Governor Chime chipped in: “All I want to reassure you is that she is safe here. Her confinement within the premises for now is at the instance of her doctor who is here. Why would I want my wife locked up? If it had been that I had issues with her, there are many ways to resolve them. But that’s not the case. She is not well and I’m willing to do anything to support and protect her.
“It was always more convenient for me to have taken the easier route but that would have been very callous and ungodly. When I had my own health challenge, I was receiving treatment in London and thinking about her, making sure she received the right treatment. I’m forever grateful to her doctors who have done a great job. Both families are billed to meet very soon and after that, I’ll take a decision which will be in the interest of both parties.”

On his reaction to the petition to the IGP by Falana, the governor said: “He’s my professional colleague but sometimes you leave people to their conscience.

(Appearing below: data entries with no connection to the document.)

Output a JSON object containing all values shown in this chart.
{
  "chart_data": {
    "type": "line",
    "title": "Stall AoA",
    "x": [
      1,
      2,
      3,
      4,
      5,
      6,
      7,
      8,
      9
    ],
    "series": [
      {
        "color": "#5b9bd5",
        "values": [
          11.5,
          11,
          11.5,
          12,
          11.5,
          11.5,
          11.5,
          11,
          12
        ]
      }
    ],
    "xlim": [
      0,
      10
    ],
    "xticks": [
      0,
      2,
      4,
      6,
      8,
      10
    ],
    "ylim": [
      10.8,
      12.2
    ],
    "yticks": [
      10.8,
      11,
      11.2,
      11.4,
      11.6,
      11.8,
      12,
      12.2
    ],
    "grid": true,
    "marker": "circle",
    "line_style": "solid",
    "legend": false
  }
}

I won’t join words with him. Has he met this client of his as he claimed to assess her state of mind and determine if she can give him the right brief to guide his case? Did he ask for access to her or to me and was denied? I leave it at that.
“That’s the penalty you face as a public officer. When I was receiving treatment in London, some of the newspapers reported that I had died in India. I’ve never been to India and had never applied for an Indian visa. Today, the story is that I’ve imprisoned my own wife in my residence.
I know their motives but I wish those behind such wicked tales well.”